Sami Aslam

Personal information
- Full name: Sami Aslam
- Born: 12 December 1995 (age 30) Lahore, Punjab, Pakistan
- Batting: Left-handed
- Bowling: Right-arm off break
- Role: Opening batter

International information
- National side: Pakistan (2015–2017);
- Test debut (cap 220): 28 April 2015 v Bangladesh
- Last Test: 6 October 2017 v Sri Lanka
- ODI debut (cap 202): 22 April 2015 v Bangladesh
- Last ODI: 1 September 2016 v England
- ODI shirt no.: 31

Domestic team information
- 2012–2020: National Bank of Pakistan
- 2012–2020: Lahore Eagles
- 2023-present: Texas Super Kings

Career statistics
| Competition | Test | ODI | FC | LA |
| Matches | 13 | 4 | 52 | 70 |
| Runs scored | 758 | 78 | 3,110 | 3,225 |
| Batting average | 31.58 | 19.50 | 35.34 | 48.86 |
| 100s/50s | 0/7 | 0/0 | 8/13 | 10/19 |
| Top score | 91 | 45 | 221 | 169 |
| Balls bowled | – | – | 48 | 60 |
| Wickets | – | – | 0 | 0 |
| Bowling average | – | – | – | – |
| 5 wickets in innings | – | – | – | – |
| 10 wickets in match | – | – | – | – |
| Best bowling | – | – | – | – |
| Catches/stumpings | 1/- | 0/– | 23/– | 13/– |
- Source: ESPNcricinfo, 8 December 2020

= Sami Aslam =

Pakistani former cricketer

Sami Aslam (born 12 December 1995) is a Pakistani-born cricketer who played for the Pakistan national cricket team between 2015 and 2017 before joining Major League Cricket. He was a left-handed batsman and an occasional right-arm off spin bowler.

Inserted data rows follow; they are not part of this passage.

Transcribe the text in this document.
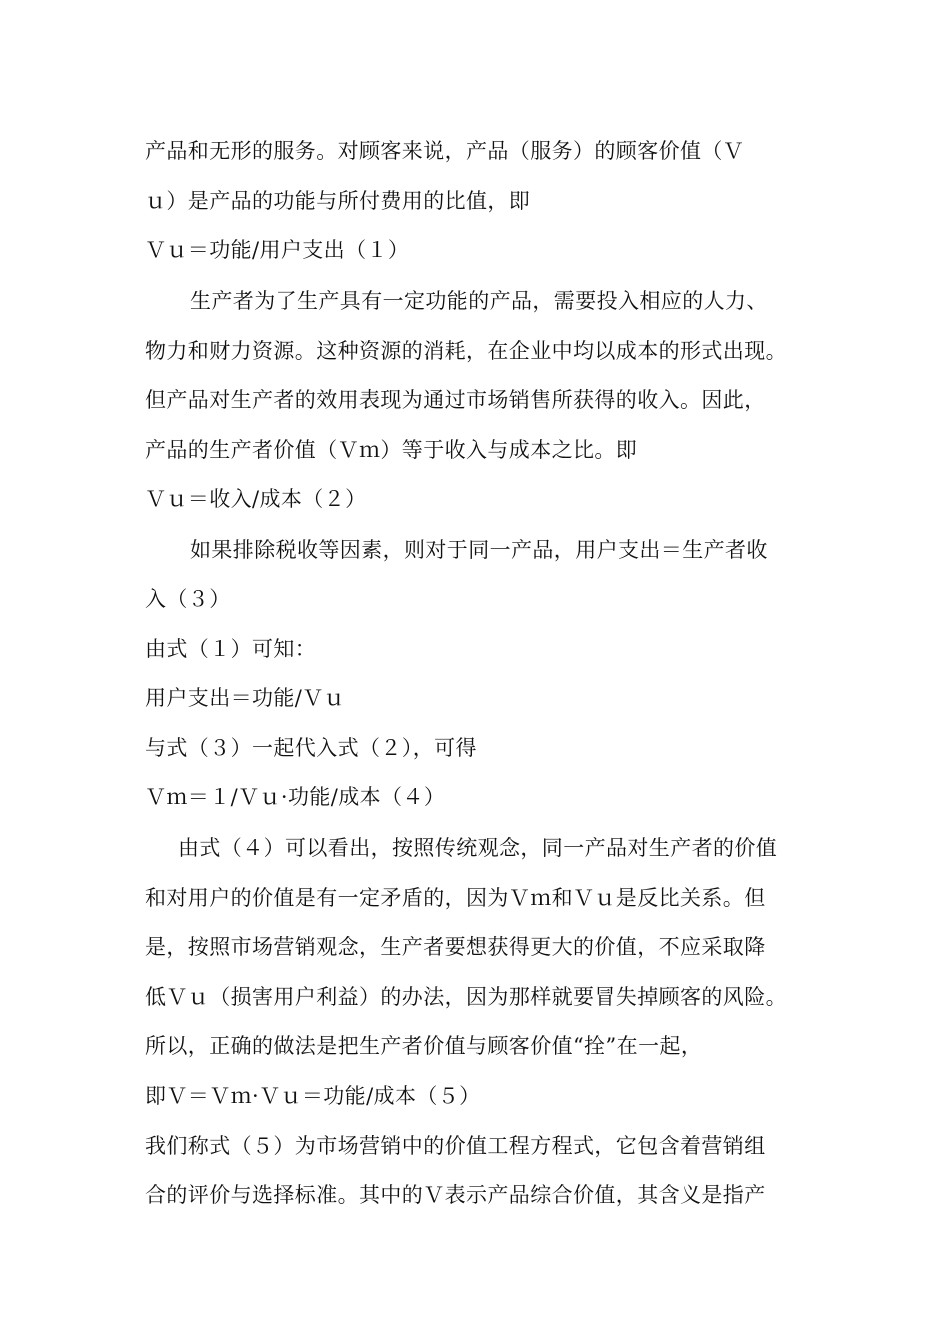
产品和无形的服务。对顾客来说，产品（服务）的顾客价值（Ｖ
ｕ）是产品的功能与所付费用的比值，即
Ｖｕ＝功能/用户支出（１）
生产者为了生产具有一定功能的产品，需要投入相应的人力、
物力和财力资源。这种资源的消耗，在企业中均以成本的形式出现。
但产品对生产者的效用表现为通过市场销售所获得的收入。因此，
产品的生产者价值（Ｖｍ）等于收入与成本之比。即
Ｖｕ＝收入/成本（２）
如果排除税收等因素，则对于同一产品，用户支出＝生产者收
入（３）
由式（１）可知：
用户支出＝功能/Ｖｕ
与式（３）一起代入式（２），可得
Ｖｍ＝１/Ｖｕ·功能/成本（４）
由式（４）可以看出，按照传统观念，同一产品对生产者的价值
和对用户的价值是有一定矛盾的，因为Ｖｍ和Ｖｕ是反比关系。但
是，按照市场营销观念，生产者要想获得更大的价值，不应采取降
低Ｖｕ（损害用户利益）的办法，因为那样就要冒失掉顾客的风险。
所以，正确的做法是把生产者价值与顾客价值“拴”在一起，
即Ｖ＝Ｖｍ·Ｖｕ＝功能/成本（５）
我们称式（５）为市场营销中的价值工程方程式，它包含着营销组
合的评价与选择标准。其中的Ｖ表示产品综合价值，其含义是指产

He is currently the second-highest run-scorer in U-19 ODI history with 1695 runs. He was part of the Pakistan Under-19 cricket team that took part in the 2012 ICC Under-19 Cricket World Cup in Australia. He was the captain of the team at the 2014 ICC Under-19 Cricket World Cup in the United Arab Emirates, where he led Pakistan to the finals of the tournament. In 2014 he was selected for PCB summer camp. He played his last series for Pakistan in October 2017 vs Sri Lanka.

In March 2019, he was named in Punjab's squad for the 2019 Pakistan Cup. In September 2019, he was named in Southern Punjab's squad for the 2019–20 Quaid-e-Azam Trophy tournament.

In November 2020, Aslam ended his career in Pakistan, with an aim of possibly representing the United States. He would be eligible to play for USA in November 2023. In June 2021, Aslam was selected in the players' draft ahead of the Minor League Cricket tournament.

In March 2023, Aslam was drafted to the Texas Super Kings in Round 5 for Major League Cricket.